Ah, importante: quando se faz isso («Bom dia a todos e todas»), nós percebemos que o enunciador desta frase quis usar todos tão somente para seres do sexo masculino, o que está correto também, pois todos em contraposição com todas é uma forma que se refere, contextualmente, só a seres do sexo masculino.
MAS... como ideologia e linguagem caminham juntas, usar «todos e todas» acaba sendo empregado com intenções outras («Olha como fulano é inclusivo!»).
No entanto, há um provérbio que diz «O diabo está nos detalhes».
Ao fazerem isso, muitos (intencionalmente) acabam desencadeando a falácia de que a língua portuguesa é machista e que quem NÃO usa todos e todas automaticamente não é inclusivo e é (adivinha?) machista.
Percebe como se distorce a gramática, a linguagem, para atender a fins ideológicos?
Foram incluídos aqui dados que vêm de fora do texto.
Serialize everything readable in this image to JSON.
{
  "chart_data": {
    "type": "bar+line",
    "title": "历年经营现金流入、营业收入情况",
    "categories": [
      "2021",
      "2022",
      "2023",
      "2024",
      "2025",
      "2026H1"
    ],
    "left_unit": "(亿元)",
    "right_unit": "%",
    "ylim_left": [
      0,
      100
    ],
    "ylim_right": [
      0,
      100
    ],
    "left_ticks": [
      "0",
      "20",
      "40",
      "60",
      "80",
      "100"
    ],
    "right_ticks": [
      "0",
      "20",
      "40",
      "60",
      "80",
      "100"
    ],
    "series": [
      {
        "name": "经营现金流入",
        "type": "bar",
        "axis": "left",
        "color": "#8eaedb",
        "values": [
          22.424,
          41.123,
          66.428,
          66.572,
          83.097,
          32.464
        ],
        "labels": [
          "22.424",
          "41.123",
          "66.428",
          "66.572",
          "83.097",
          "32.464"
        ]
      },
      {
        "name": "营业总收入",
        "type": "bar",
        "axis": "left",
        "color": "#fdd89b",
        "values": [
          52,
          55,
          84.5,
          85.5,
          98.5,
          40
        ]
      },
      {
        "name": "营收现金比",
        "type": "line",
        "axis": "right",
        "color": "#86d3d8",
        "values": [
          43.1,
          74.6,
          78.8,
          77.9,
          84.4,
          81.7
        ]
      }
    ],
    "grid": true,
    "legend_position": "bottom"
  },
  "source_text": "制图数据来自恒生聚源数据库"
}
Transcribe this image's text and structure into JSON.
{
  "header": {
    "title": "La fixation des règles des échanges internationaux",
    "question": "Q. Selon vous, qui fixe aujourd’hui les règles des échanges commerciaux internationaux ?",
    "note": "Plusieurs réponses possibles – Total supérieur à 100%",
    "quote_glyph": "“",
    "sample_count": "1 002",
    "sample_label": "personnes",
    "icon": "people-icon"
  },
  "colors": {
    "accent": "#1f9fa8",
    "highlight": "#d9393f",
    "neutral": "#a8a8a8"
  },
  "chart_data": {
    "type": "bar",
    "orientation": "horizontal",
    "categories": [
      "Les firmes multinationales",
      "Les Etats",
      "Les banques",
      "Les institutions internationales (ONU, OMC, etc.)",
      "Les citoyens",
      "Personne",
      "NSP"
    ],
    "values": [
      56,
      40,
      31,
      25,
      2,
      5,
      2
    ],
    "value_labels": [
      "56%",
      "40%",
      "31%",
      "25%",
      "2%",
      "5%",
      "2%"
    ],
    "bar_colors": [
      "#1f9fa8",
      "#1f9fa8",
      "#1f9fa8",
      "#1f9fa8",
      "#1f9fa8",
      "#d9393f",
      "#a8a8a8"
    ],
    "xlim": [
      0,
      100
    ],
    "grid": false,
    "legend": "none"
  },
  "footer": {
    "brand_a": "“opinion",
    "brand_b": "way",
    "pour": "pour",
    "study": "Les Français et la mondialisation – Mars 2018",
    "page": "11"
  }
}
Afinal de contas, quem quer ser tachado de machista e não inclusivo? Ter um alvo desses na testa implica ser jogado na lata do lixo da falta de empatia, da falta de respeito, da falta de HUMANIDADE.
Entenda: não estou dizendo que você não deva usar «Bom dia a todos e todas!» — afinal, você pode usar, sim, com a maior das boas intenções. O que NÃO se pode fazer é, subjacente ou explicitamente, condenar quem só usa «Bom dia a todos!», tachando-o de machista ou não inclusivo, ou não empático, pois fazer isso é distorcer a gramática da língua para fins escusos.
A honestidade intelectual e o respeito mútuo devem imperar.
Cf. A polémica expressão «pessoas que menstruam» + Nem todas as pessoas que menstruam são mulheres + “Mulher” é pouco inclusivo. E que tal “pessoa com vagina”? + O pânico woke
Apontamento do professor e gramático brasileiro Fernando Pestana no mural Língua e Tradição (Facebook, 25/09/2023).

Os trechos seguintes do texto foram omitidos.